Tanya Batura's most recent exhibition at the Mindy Solomon Gallery in St. Petersburg, Florida, constitutes an amalgam of simultaneously complex and challenging sculptural works that both subvert and transcend their own materiality. As any artist working in ceramics knows, perfecting the surface is the first step toward seducing the viewer, and Batura understands this better than most, though, unlike many artists working in this medium, she does not sacrifice content at the altar of materiality, but creates forms wherein the surfaces embody a deeper more abiding conceptualism.

Batura's subject matter is never simple or easy, and despite the fact these sculptures refract light across their smooth glassy surfaces, the faces are set in moods of feverish ecstasy and dubious contemplation that could easily be mistaken for the steadfast open-eyed gaze of the dead as indeed many of these pieces appear to reference the ancient tradition of memorialization. Throughout global histories, masks of deceased persons were part of an ancient cultural tradition. For example, the most important process of the funeral ceremony in ancient Egypt was the mummification of the body, which, after prayers and consecration, was put into a sarcophagus enameled and decorated with gold and gems. A special element of the rite involved the creation of a sculpted mask placed over the face of the deceased at the time of death. This mask was believed to strengthen the spirit of the mummy and guard the soul from evil spirits on its way to the afterworld. Batura's heads are hardly shamanistic, however, the effigy of the face serves even here as it did in ancient Egypt as a portal toward transcendence and a reminder of the transience of human life.

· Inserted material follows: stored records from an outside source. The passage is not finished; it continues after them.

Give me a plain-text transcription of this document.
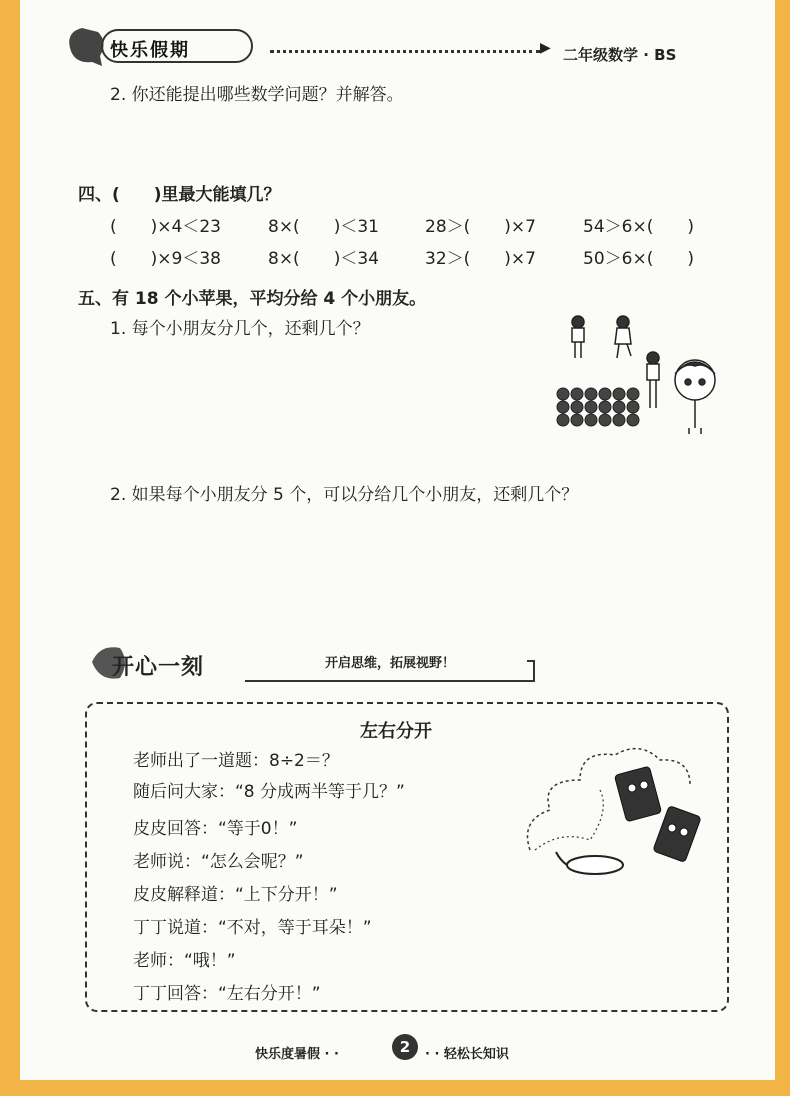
快乐假期	▶ 二年级数学 · BS
2. 你还能提出哪些数学问题？并解答。
四、(　　)里最大能填几？
(　　)×4＜23	8×(　　)＜31	28＞(　　)×7	54＞6×(　　)
(　　)×9＜38	8×(　　)＜34	32＞(　　)×7	50＞6×(　　)
五、有 18 个小苹果，平均分给 4 个小朋友。
1. 每个小朋友分几个，还剩几个？
2. 如果每个小朋友分 5 个，可以分给几个小朋友，还剩几个？
开心一刻	开启思维，拓展视野！
左右分开
老师出了一道题：8÷2＝？
随后问大家：“8 分成两半等于几？”
皮皮回答：“等于0！”
老师说：“怎么会呢？”
皮皮解释道：“上下分开！”
丁丁说道：“不对，等于耳朵！”
老师：“哦！”
丁丁回答：“左右分开！”
快乐度暑假 · ·	2	· · 轻松长知识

Works like "Dutchlavender" operate on two levels simultaneously, as both a portrait representing literal form while also denying its own figuration. The face betrays no emotional resonance, no particular agenda or countenance, and really the only human trace is a slight blush across the lips and cheeks. The eyes are open, but as with the rest of the figure, they are blank and colorless. The blush is suggestive of a bruise, but could also reference more libidinal pursuits, i.e. Lord Byron's searing comment "What is hope? Nothing but the paint on the face of Existence; the least touch of truth rubs it off, and then we see what a hollow-cheeked harlot we have got hold of." As with Byron, Batura sees straight through the light and into the darkness. After all, the light is only temporary, reserved for the living, but darkness is eternal.

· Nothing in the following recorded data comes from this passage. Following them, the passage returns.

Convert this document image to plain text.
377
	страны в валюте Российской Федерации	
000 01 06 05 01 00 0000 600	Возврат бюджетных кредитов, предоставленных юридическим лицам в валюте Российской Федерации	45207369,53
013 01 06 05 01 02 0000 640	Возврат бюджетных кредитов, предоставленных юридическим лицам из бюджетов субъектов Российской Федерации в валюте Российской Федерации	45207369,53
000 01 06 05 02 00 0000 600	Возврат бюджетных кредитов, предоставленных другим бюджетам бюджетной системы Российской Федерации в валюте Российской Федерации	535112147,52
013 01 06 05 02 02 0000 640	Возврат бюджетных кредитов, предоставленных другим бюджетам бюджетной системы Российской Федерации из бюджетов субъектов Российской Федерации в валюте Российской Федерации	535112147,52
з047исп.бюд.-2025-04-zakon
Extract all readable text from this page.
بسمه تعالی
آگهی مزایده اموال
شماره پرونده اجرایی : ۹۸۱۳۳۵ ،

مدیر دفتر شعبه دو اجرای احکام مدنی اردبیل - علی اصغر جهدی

Other works like the strangely disconcerting blue-eyed figure titled simply "Untitled" is reminiscent of the open-mouthed gaze indicative of transcendence by many of the Old Masters including Michelangelo and Bernini. In these works as with this piece, which certainly follows an unprecedented historic lineage, the gaze is directed inward, though the figure stares obviously outside himself.

Batura's work clearly derives from her own variegated imagination, often dark, sometimes comic, and always slightly off center. Her work is forged not so much in the heat of sudden inspiration as much as in the clutches of a veiled and slightly macabre sense of longing.